About an hour and a half into our journey we experienced our first problem; a tyre puncture on the second vehicle. As I’ve said, the last thing you want is to be immobile on a road in a hostile environment, so every minute counts. There’s no AA in Afghanistan, which is why I canvassed the guards and drivers about mechanics experience prior to our departure. It was essential that each vehicle in the convoy have at least one self-taught mechanic who could improvise a patch or fix an engine if need be.

I was very proud to see all the guards covering each other as we pulled to the side of the road. The tyre was changed in seven minutes flat and we were back on our way. All things being equal, the Afghans in our convoy could have given a Formula 1 team a run for their money.

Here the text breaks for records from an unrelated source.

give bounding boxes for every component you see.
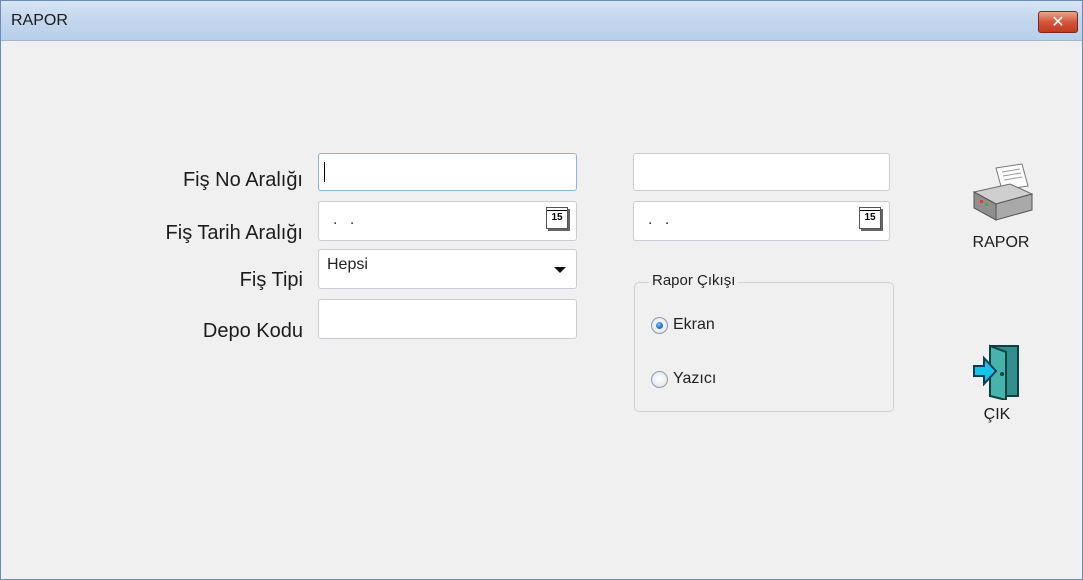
cik-button-label: ÇIK: [983, 406, 1011, 423]
fis-tipi-selected: Hepsi: [327, 256, 368, 273]
radio-yazici-label: Yazıcı: [673, 370, 717, 387]
depo-kodu-label: Depo Kodu: [202, 320, 303, 342]
radio-ekran-label: Ekran: [673, 316, 715, 333]
fis-tipi-label: Fiş Tipi: [239, 269, 303, 291]
fis-no-label: Fiş No Aralığı: [182, 169, 303, 191]
radio-yazici[interactable]: Yazıcı: [651, 370, 716, 388]
chevron-down-icon[interactable]: [554, 267, 566, 273]
window-title: RAPOR: [11, 12, 68, 29]
dialog-body: Fiş No Aralığı Fiş Tarih Aralığı Fiş Tip…: [1, 42, 1082, 579]
radio-ekran[interactable]: Ekran: [651, 316, 715, 334]
date-placeholder: . .: [333, 211, 359, 228]
cik-button[interactable]: ÇIK: [947, 342, 1047, 424]
fis-tarih-to-input[interactable]: . . 15: [633, 201, 890, 241]
text-caret: [324, 162, 325, 182]
rapor-cikisi-group: Rapor Çıkışı Ekran Yazıcı: [634, 272, 894, 412]
fis-no-to-input[interactable]: [633, 153, 890, 191]
close-button[interactable]: ✕: [1038, 11, 1078, 33]
rapor-button-label: RAPOR: [972, 234, 1030, 251]
rapor-button[interactable]: RAPOR: [951, 162, 1051, 252]
date-placeholder: . .: [648, 211, 674, 228]
depo-kodu-input[interactable]: [318, 299, 577, 339]
printer-icon: [972, 163, 1034, 221]
title-bar[interactable]: RAPOR ✕: [1, 1, 1082, 41]
exit-door-icon: [973, 344, 1019, 400]
fis-tarih-label: Fiş Tarih Aralığı: [165, 222, 303, 244]
fis-tarih-from-input[interactable]: . . 15: [318, 201, 577, 241]
calendar-icon[interactable]: 15: [859, 207, 881, 229]
rapor-window: RAPOR ✕ Fiş No Aralığı Fiş Tarih Aralığı…: [0, 0, 1083, 580]
fis-tipi-select[interactable]: Hepsi: [318, 249, 577, 289]
radio-unchecked-icon[interactable]: [651, 370, 668, 388]
close-icon: ✕: [1051, 14, 1065, 31]
fis-no-from-input[interactable]: [318, 153, 577, 191]
calendar-icon[interactable]: 15: [546, 207, 568, 229]
group-title: Rapor Çıkışı: [649, 272, 739, 289]
radio-checked-icon[interactable]: [651, 316, 668, 334]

As we crossed into the second province of our journey, we were greeted by another of Afghanistan’s exotic, visual delights; a Kutchi family wandering the countryside. The Kutchi are a nomadic and semi-nomadic people who for centuries have traversed Afghanistan as they make their way from India through Pakistan and into Iran. They travel from valley to valley, grazing their cattle, goats, camels and woolly dogs as big as ponies. The wealthier tribesmen use large trucks to transport their animals but the poor do all their moving on foot. The Kutchi are low in Afghanistan’s pecking order and are rarely seen in populated areas. When you do spot them though, they are difficult to miss. Instead of burkas, Kutchi women wear brightly coloured dresses with bursts of orange, red, pink, yellow and blue. Delighted as I was to be seeing an authentic Kutchi family, my heart sank at the sight of women and children wandering the landscape, apparently unconcerned that they might be walking through a heavily mined area.

We were making excellent time, clearing two provinces in two hours. As we crossed into Ghazni, the third province of our journey, we came across a small built-up area with a petrol station. I radioed to the drivers to pull over. I wanted to avoid major towns as much as possible and the small hamlet provided an excellent opportunity to refuel and blast the sand out of the engines.